Recommended Reading List

This is not an exhaustive list of books but will provide a good general introduction.

General background

Anglo-Saxon England, Sir Frank Stenton. The essential reference book.

The Beginnings of English Society,  Dorothy Whitelock. Essential reading.

The Anglo-Saxons, (ed) James Campbell. An introduction to the history of Anglo-Saxon England covering political, religious, cultural, social, legal and economic matters with reference to source material and with photographs and illustrations.

In Search of the Dark Ages, Michael Wood. An introduction to Sutton Hoo, Offa, Alfred the Great, Æthelstan, Eric Bloodaxe, and Æthelred the Unready.

The Wiley Blackwell Encyclopedia of Anglo-Saxon England, (ed) Michael Lapidge et al. A general reference book with numerous articles by experts on a range of topics. This may be best accessed via a reference library as it is rather more expensive than most of the books on this list.

Daily Life in Anglo-Saxon England, Sally Crawford. A discussion of the daily lives of ordinary men, women and children in Anglo-Saxon England. The book’s topics cover: The Anglo-Saxons in England; society, taxes and administration; housing and households; population density and life expectancy; food and drink; clothing and appearance; trade and travel; death and religion; health, sickness and survival; slaves, criminals and outcasts; and conquest and conclusions.

The Year 1000. An Englishman’s Year, Robert Lacy and Danny Danziger. An insight into the daily life of ordinary men and women in the year 1000 month by month with illustrations taken from the “Labour of the Months” the Julius calendar produced at Canterbury in Kent.

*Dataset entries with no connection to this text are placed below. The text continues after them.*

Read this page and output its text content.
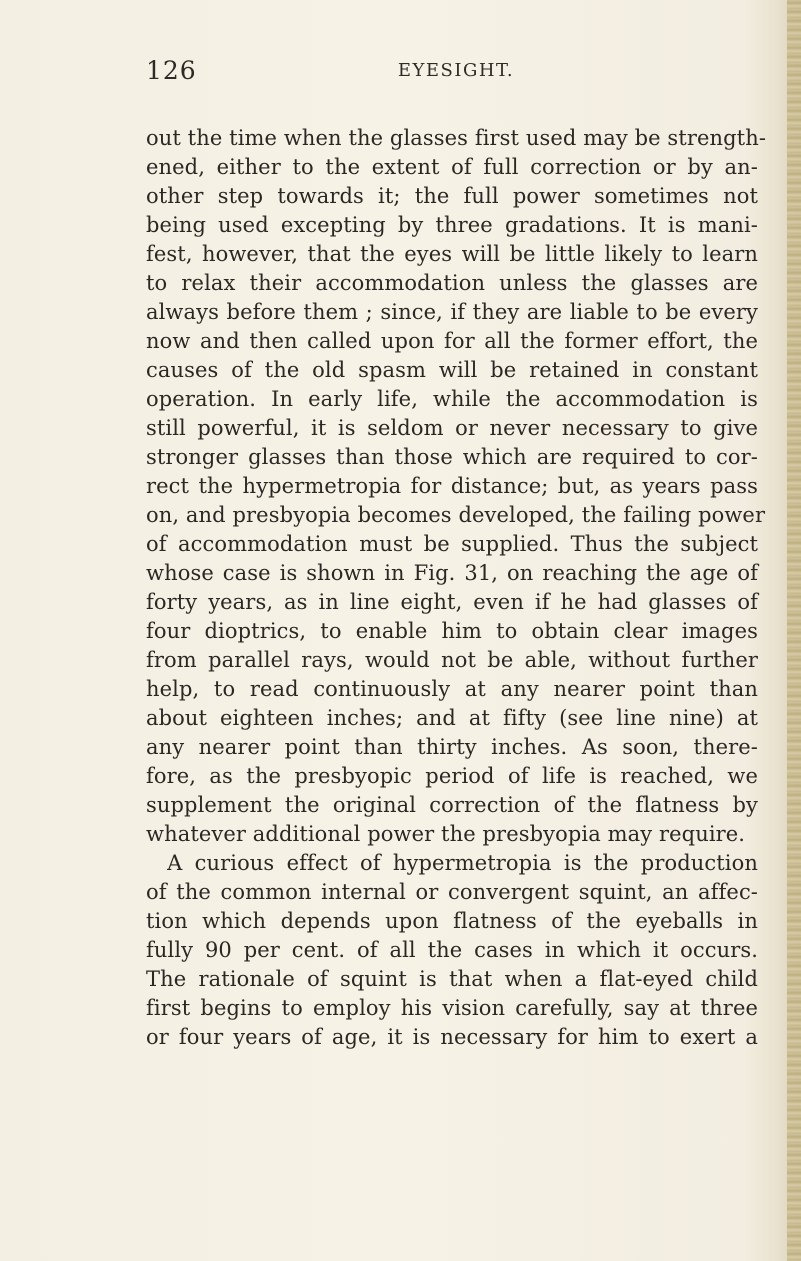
126	EYESIGHT.
out the time when the glasses first used may be strength-
ened, either to the extent of full correction or by an-
other step towards it; the full power sometimes not
being used excepting by three gradations. It is mani-
fest, however, that the eyes will be little likely to learn
to relax their accommodation unless the glasses are
always before them ; since, if they are liable to be every
now and then called upon for all the former effort, the
causes of the old spasm will be retained in constant
operation. In early life, while the accommodation is
still powerful, it is seldom or never necessary to give
stronger glasses than those which are required to cor-
rect the hypermetropia for distance; but, as years pass
on, and presbyopia becomes developed, the failing power
of accommodation must be supplied. Thus the subject
whose case is shown in Fig. 31, on reaching the age of
forty years, as in line eight, even if he had glasses of
four dioptrics, to enable him to obtain clear images
from parallel rays, would not be able, without further
help, to read continuously at any nearer point than
about eighteen inches; and at fifty (see line nine) at
any nearer point than thirty inches. As soon, there-
fore, as the presbyopic period of life is reached, we
supplement the original correction of the flatness by
whatever additional power the presbyopia may require.
 A curious effect of hypermetropia is the production
of the common internal or convergent squint, an affec-
tion which depends upon flatness of the eyeballs in
fully 90 per cent. of all the cases in which it occurs.
The rationale of squint is that when a flat-eyed child
first begins to employ his vision carefully, say at three
or four years of age, it is necessary for him to exert a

Original texts and literature

A History of the English Church & People, Bede (various editions and translations available, but Michael Swanton’s is very good).  Bede “set himself to examine all available records, to secure verbal or written accounts from reliable living authorities, to record local traditions and stories, to interpret significant events, and, in short, to compile as complete and continuous a history of the English Church and people as lay within his power.” The views and records of this Anglo-Saxon writer should not be too easily dismissed.

Byrhtferth’s Manual (A.D. 1011), (ed) S.J.Crawford. This is an 11th century work by a great scholar on rhetorical and grammatical subjects, a table of weights and measures, and three theological tracts.

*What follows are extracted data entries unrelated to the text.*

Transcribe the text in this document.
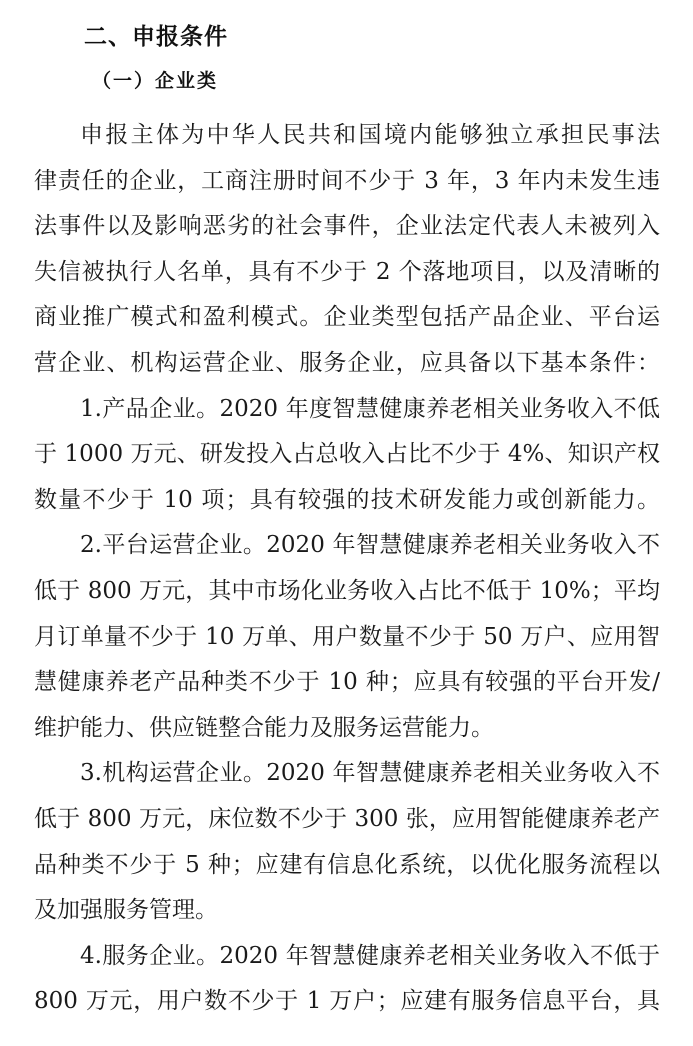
二、申报条件
（一）企业类
申报主体为中华人民共和国境内能够独立承担民事法
律责任的企业，工商注册时间不少于 3 年，3 年内未发生违
法事件以及影响恶劣的社会事件，企业法定代表人未被列入
失信被执行人名单，具有不少于 2 个落地项目，以及清晰的
商业推广模式和盈利模式。企业类型包括产品企业、平台运
营企业、机构运营企业、服务企业，应具备以下基本条件：
1.产品企业。2020 年度智慧健康养老相关业务收入不低
于 1000 万元、研发投入占总收入占比不少于 4%、知识产权
数量不少于 10 项；具有较强的技术研发能力或创新能力。
2.平台运营企业。2020 年智慧健康养老相关业务收入不
低于 800 万元，其中市场化业务收入占比不低于 10%；平均
月订单量不少于 10 万单、用户数量不少于 50 万户、应用智
慧健康养老产品种类不少于 10 种；应具有较强的平台开发/
维护能力、供应链整合能力及服务运营能力。
3.机构运营企业。2020 年智慧健康养老相关业务收入不
低于 800 万元，床位数不少于 300 张，应用智能健康养老产
品种类不少于 5 种；应建有信息化系统，以优化服务流程以
及加强服务管理。
4.服务企业。2020 年智慧健康养老相关业务收入不低于
800 万元，用户数不少于 1 万户；应建有服务信息平台，具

The Anglo-Saxon World, an Anthology, (ed) Kevin Crossley- Holland. A collection of Old English texts-chronicles, laws, letters, charters, charms and poems – translated into modern English with an introduction.

A Choice of Anglo-Saxon Verse, (ed) Richard Hamer. Examples of Anglo-Saxon verse – The Battle of Maldon, The Dream of the Rood, The Wanderer, The Seafarer etc. – in Old English with parallel modern English translation.

Runic and Heroic Poems of the Old Teutonic Peoples, (ed) Bruce Dickins. Includes Runic Poems, Waldhere, Finn, Deor and Hildebrand.

Archaeology and material culture

1066. The Hidden History of the Bayeux Tapestry, Andrew Bridgford. Despite its superficial Norman viewpoint, the author reveals some of the hidden meaning of the Tapestry recording a very different story from the English viewpoint.

Anglo-Saxon Pottery and the Settlement of England, J.N.L.Myres. One of the most important books on a much-neglected subject.

Anglo-Saxon Crafts, Kevin Leahy. This book discusses the skills and techniques involved in creating the treasures of the Anglo-Saxons.

Anglo-Saxon Art, Leslie Webster. A discussion of Anglo-Saxon art in its wider cultural context, showing how it was shaped, transformed and given meaning.

Anglo-Saxon Animal Art and its Germanic Background George Speake. Anglo-Saxon Art of the 6th and 7th centuries. Mainly ‘the decoration of personal jewellery, belt-fittings, brooches, pendants, weapons,’ drinking horns etc.

Dress in Anglo-Saxon England, Gale Owen-Crocker. An encyclopedic study of Anglo-Saxon dress, from the 5th to 11th centuries based on evidence from archaeology, texts and art.

The Mead-Hall, Stephen Pollington. The Mead-Hall was the centre of early English culture.

Old English language

First Steps in Old English  Stephen Pollington. This “teach-yourself” book covers the essentials of vocabulary and grammar and has achieved something like classic status.

A Concise Anglo-Saxon Dictionary, J.R. Clark Hall. This provides Old English to Modern English vocabulary.

Wordcraft: New English to Old English Dictionary and Thesaurus. Stephen Pollington. The book provides a basic introduction to the vocabulary of Modern English into Old English aimed at those who wish to compose original work in Old English.